本発明の実施形態に係るマルチプロセッサシステムの構成を表すブロック図である。It is a block diagram showing the structure of the multiprocessor system which concerns on embodiment of this invention. 本発明の実施例に係る主記憶装置の構成を表すブロック図である。It is a block diagram showing the structure of the main memory which concerns on the Example of this invention. 本発明の実施例に係る制御レジスタ群の設定例を示す図である。
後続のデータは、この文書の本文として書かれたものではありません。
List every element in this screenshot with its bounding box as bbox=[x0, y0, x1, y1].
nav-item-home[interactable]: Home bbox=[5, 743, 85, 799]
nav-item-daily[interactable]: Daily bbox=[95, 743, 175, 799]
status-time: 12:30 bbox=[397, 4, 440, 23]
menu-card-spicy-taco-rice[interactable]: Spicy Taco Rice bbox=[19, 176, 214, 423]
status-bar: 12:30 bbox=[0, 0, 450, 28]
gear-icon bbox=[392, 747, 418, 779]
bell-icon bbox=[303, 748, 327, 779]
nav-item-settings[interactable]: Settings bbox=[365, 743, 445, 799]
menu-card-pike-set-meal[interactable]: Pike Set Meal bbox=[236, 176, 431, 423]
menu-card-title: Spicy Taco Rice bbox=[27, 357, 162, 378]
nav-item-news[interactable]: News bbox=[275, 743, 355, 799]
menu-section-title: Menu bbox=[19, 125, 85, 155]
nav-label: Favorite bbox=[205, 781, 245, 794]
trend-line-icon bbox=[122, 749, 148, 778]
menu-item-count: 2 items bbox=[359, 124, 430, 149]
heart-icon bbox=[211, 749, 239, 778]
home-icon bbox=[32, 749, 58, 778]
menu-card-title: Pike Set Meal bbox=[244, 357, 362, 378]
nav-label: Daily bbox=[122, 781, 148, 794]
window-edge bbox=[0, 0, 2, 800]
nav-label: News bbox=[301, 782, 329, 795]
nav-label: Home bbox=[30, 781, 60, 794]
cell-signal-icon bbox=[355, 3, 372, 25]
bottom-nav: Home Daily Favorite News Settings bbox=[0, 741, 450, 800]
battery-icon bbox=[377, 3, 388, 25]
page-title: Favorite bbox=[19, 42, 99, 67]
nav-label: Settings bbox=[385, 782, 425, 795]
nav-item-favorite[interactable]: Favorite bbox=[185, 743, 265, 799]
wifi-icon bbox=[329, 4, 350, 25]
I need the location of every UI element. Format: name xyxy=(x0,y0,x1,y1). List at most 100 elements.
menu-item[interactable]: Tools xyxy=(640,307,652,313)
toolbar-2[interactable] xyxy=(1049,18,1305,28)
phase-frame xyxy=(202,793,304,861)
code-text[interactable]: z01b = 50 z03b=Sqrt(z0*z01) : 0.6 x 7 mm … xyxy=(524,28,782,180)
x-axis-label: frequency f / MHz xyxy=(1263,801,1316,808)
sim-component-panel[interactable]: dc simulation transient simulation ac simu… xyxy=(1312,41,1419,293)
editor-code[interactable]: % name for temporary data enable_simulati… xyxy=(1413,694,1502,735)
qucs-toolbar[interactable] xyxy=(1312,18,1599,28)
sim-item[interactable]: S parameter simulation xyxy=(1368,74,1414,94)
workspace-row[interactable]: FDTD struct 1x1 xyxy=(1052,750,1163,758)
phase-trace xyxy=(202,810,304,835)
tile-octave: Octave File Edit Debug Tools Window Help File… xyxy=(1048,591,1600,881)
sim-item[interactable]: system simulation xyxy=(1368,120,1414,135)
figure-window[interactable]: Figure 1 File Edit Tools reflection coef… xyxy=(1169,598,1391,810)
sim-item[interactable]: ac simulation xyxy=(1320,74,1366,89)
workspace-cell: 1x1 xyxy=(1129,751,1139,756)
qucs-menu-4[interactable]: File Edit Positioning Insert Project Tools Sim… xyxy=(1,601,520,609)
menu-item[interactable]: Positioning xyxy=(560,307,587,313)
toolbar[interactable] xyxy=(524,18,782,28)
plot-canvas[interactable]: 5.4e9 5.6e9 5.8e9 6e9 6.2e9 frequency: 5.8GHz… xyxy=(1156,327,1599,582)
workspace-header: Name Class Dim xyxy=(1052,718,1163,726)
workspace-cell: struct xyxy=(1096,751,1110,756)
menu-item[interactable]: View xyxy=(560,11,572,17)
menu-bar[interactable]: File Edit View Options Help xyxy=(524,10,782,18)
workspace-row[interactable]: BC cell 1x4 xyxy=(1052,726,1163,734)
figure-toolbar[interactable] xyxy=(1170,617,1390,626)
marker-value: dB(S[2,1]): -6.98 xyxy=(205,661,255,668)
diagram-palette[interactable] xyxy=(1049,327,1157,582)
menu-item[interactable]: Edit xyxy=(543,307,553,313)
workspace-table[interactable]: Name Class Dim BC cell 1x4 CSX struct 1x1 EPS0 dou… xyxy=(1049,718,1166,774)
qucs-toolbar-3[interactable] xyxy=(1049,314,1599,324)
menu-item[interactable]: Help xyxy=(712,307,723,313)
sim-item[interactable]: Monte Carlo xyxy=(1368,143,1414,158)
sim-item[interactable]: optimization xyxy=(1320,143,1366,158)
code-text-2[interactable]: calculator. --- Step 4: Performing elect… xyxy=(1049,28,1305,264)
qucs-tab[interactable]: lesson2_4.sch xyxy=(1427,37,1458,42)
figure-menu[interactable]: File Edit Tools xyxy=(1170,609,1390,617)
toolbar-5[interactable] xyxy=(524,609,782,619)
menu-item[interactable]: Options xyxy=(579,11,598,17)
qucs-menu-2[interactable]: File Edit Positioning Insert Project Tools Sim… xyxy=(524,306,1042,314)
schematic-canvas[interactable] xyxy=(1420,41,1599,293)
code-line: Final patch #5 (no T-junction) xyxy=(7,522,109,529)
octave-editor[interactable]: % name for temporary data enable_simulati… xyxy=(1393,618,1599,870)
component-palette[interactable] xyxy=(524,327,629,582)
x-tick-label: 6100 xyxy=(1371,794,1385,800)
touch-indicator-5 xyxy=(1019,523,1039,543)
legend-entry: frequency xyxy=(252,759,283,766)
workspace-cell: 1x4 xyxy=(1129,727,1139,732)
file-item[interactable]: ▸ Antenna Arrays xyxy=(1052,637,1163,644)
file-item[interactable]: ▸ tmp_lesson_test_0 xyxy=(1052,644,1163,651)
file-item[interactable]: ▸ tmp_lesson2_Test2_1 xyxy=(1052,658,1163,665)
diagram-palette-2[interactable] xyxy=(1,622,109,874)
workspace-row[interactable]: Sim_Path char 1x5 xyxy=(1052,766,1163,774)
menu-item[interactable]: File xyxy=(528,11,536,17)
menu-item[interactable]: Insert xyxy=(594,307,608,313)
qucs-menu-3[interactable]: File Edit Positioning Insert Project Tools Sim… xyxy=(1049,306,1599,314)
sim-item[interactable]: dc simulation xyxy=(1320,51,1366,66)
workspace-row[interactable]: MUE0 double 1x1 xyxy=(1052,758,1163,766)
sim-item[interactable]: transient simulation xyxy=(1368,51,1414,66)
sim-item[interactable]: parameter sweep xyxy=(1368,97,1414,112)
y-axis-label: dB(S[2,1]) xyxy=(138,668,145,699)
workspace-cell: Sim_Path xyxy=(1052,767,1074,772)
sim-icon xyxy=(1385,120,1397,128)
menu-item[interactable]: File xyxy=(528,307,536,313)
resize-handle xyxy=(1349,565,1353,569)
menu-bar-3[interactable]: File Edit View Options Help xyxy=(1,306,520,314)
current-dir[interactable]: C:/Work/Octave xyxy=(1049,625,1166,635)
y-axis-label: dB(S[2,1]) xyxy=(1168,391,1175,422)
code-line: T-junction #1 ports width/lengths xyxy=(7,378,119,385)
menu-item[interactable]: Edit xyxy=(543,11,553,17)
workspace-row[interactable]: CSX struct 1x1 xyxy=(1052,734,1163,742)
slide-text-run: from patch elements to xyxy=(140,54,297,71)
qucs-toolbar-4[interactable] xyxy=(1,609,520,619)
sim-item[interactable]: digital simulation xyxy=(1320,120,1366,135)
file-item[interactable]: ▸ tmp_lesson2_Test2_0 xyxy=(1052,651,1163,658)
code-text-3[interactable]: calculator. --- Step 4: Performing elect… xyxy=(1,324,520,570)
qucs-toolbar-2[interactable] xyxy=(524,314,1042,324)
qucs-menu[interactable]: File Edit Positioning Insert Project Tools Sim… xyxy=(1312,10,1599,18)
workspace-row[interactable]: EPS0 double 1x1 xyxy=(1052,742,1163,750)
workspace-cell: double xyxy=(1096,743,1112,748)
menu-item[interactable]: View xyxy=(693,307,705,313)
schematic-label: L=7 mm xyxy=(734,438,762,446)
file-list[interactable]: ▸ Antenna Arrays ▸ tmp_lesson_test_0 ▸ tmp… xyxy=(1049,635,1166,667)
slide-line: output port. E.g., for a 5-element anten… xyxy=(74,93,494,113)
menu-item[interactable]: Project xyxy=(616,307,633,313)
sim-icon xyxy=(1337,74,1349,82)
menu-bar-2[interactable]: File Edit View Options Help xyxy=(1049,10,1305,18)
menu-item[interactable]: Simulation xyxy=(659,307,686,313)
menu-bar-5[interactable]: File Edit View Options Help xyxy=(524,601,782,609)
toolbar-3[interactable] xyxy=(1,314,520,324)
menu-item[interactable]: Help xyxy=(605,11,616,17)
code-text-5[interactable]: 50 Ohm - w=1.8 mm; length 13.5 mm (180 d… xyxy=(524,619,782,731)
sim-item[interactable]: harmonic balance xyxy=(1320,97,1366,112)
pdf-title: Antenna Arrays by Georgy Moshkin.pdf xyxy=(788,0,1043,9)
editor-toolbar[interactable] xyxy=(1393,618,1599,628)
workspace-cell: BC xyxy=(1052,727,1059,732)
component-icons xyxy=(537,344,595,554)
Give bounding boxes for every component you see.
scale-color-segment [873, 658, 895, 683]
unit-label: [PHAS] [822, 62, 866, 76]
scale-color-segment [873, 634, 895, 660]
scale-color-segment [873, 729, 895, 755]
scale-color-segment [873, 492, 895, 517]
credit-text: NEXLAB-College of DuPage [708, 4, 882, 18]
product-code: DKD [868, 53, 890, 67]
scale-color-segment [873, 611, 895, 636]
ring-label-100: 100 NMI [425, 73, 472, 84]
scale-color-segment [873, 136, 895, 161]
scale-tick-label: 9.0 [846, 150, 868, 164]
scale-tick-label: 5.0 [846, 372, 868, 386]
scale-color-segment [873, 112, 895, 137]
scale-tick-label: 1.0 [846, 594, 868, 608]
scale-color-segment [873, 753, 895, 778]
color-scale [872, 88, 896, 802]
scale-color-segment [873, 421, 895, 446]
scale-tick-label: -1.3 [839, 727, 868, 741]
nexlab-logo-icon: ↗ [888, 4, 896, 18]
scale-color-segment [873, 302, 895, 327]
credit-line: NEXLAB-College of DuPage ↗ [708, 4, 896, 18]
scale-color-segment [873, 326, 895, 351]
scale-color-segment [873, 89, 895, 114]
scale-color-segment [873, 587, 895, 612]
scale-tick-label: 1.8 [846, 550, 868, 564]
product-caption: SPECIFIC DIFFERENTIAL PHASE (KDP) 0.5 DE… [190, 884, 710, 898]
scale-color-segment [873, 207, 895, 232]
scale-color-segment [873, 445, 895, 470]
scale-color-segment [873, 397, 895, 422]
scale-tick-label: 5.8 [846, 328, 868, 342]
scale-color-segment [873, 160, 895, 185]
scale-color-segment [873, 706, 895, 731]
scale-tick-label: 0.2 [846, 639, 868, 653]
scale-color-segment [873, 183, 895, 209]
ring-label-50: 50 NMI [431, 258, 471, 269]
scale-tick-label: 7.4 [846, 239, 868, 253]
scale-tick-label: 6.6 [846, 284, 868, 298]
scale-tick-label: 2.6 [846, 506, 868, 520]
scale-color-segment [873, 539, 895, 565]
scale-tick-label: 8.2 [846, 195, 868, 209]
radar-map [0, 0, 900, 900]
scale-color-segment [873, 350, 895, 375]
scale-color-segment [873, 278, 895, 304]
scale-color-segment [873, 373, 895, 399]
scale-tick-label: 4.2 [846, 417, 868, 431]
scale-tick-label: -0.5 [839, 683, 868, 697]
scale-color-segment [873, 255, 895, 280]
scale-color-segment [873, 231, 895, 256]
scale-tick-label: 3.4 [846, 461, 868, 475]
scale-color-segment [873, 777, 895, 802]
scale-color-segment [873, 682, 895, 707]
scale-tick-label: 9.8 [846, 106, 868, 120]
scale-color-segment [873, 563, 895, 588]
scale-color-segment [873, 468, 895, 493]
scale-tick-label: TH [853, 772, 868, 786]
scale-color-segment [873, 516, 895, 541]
It is a figure which shows the example of a setting of the control register group which concerns on the Example of this invention.

Explanation of symbols

１０主記憶装置
１１主記憶部
１２記憶制御回路
１３制御レジスタ群
１３０〜１３ｎ制御レジスタ
１４割り込み制御回路
１５アドレスレジスタ
２０〜２ｎマイクロプロセッサ
３０割り込み信号線
３１システムバス
DESCRIPTION OF SYMBOLS 10 Main memory device 11 Main memory part 12 Storage control circuit 13 Control register group 130-13n Control register 14 Interrupt control circuit 15 Address register 20-2n Microprocessor 30 Interrupt signal line 31 System bus

Claims

In a multiprocessor system including a plurality of processors and a main storage device connected to the plurality of processors via a bus and shared by the processors,
The main storage device
A register unit that indicates which processor uses the storage space in the main storage device and each area is used by each of the areas;
A notification unit that identifies the processor by referring to the register unit when a failure occurs in any of the areas and notifies the processor of the failure;
A multiprocessor system comprising:

The multiprocessor system according to claim 1, wherein the notification unit includes an interrupt control circuit and notifies the specified processor by an interrupt.

The multiprocessor system according to claim 1, wherein the register unit represents which processor uses each of the areas.

The multiprocessor system according to claim 1, wherein the register unit is configured to instruct the plurality of areas for each processor.

2. The multiprocessor system according to claim 1, wherein the register unit is configured to indicate which of the plurality of processors is using which of the plurality of processors by a flag.

6. The multiprocessor system according to claim 5, wherein the flag is rewritten by a program operating on the processor when the processor uses or releases an area corresponding to the flag.

In a failure processing method for a multiprocessor system, comprising: a plurality of processors; and a main storage device connected to the plurality of processors via a bus and shared by the processors,
The storage space in the main storage device is divided into a plurality of areas, and each of the areas is represented by a flag, which is represented by a flag,
A failure processing method characterized in that, when a failure occurs in any of the areas, the processor is identified with reference to the flag and an interrupt is notified.

The failure processing method according to claim 7, wherein the flag indicates which processor is used on which processor each area is used.

8. The failure processing method according to claim 7, wherein the flag is rewritten by a program operating on the processor when the processor uses or releases an area corresponding to the flag.